Pemilihan atau target sedasi tergantung dari jenis prosedur yang akan
dilakukan. AmericanSociety of Anesthesiologist (ASA) mengklasifikasikan sedasi
menjadi 4 tingkat, yaitu sedasi minimal (anxiolysis), sedasi moderat (conscious
sedation), sedasi dalam, dan anestesi. Saat ini terdapat banyak skala sedasi
yang dibuat oleh beberapa institusi. Skala sedasi tersebut diantaranya MSAT
(Minnesota Sedation Assessment Tool), SAS (Sedation Agitation Scale), MAAS
(Motor Activity Assessment Scale) UMSS (Univesity of Michigan Sedation Scale),
ATICE (Adaptation to Intensive Care Environment), VICS (Vancouver Interactive
and Calmness Scale), RSS (Ramsay Sedation Scale) dan RASS (Richmond
Agitation Sedation Scale). Skala Ramsay sering dipakai di rumah sakit sebagai
suatu standar sedasi.
Dengan diperkenalkannya obat-obatan sedatif-hipnotik, opioid, dan
antidotumnya,serta ketersediaan peralatan pemantauan intensif, maka
pelayanan sedasi sekarang dapat diberikan dengan amandalam pelayanan
kesehatan.
Pelayanan sedasi merupakan suatu proses berkelanjutan karena respon
pasien terhadap obat-obat sedatif-hipnotik yang diberikan tidak sama dan tidak
bisa diperkirakan. Dalam pelaksanaannya prosedur sedasi memerlukan berbagai
persiapan. Persiapan ini dimulai dari persiapan pasien, pemilihan obat-obatan
yang akan dipakai, sampai monitoring selama dan setelah tindakan sedasi, agar
dapat mencegah atau meminimalisir terjadinya komplikasi.
1
Tujuan untuk dibuat pedoman sedasi pada pelayanan Rumah Sakit
adalah keselamatan pasien, meminimalkan rasa sakit dan kecemasan terkait
dengan prosedur, meminimalkan gerakan pasien selama prosedur,
memaksimalkan kemungkinan keberhasilan dari prosedur, dan pasien dapat
kembali sadar setelah prosedur selesai.
2
BAB II
RUANG LINGKUP
2.1. Definisi
Pengertian sedasi adalah penurunan kesadaran dimana terjadi
penurunan kecemasan, stres, iritabilitas, atau rangsangan yang disebabkan
oleh pemberian obat-obatan sedatif.
Menurut American Society of Anesthesiologist (ASA), sedasi dibagi
menjadi 4 tingkat, yaitu:
1. Sedasi minimal (anxiolysis): pasien respon normal terhadap perintah
verbal. Pasien tidak mengalami gangguan pada sistem respirasi dan
kardiovaskuler, sedangkan fungsi kognitif dan koordinasi dapat
terganggu.
2. Sedasi moderat (conscious sedation): pasien memberikan respon yang
bertujuan, terhadap perintah verbal atau stimulasi taktil ringan. Fungsi
kardiovaskuler tidak terganggu. Biasanya tidak diperlukan intervensi
untuk menjaga patensi jalan nafas. Pernafasan spontan adekuat.
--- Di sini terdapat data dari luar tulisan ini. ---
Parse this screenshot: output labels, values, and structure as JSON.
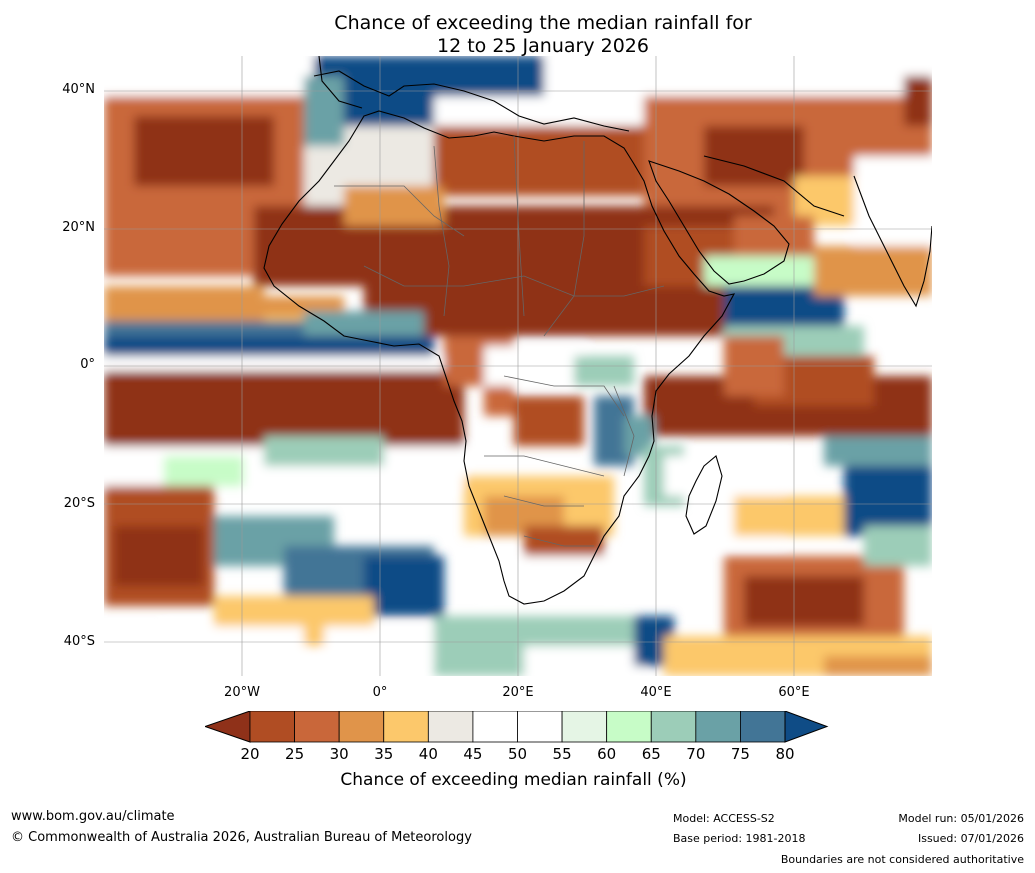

Keadaan ini merupakan tingkat sedasi yang paling sering dipakai untuk
berbagai prosedur sedasi.
3. Sedasi dalam: pasien tidak mudah untuk dibangunkan, tetapi memberikan
respon yang bertujuan terhadap stimulasi berulang atau nyeri. Fungsi
kardiovaskuler terjaga. Kemampuan untuk menjaga fungsi ventilasi dapat
terganggu. Ventilasi spontan dapat inadekuat. Pasien memerlukan
bantuan untuk menjaga patensi jalan nafas.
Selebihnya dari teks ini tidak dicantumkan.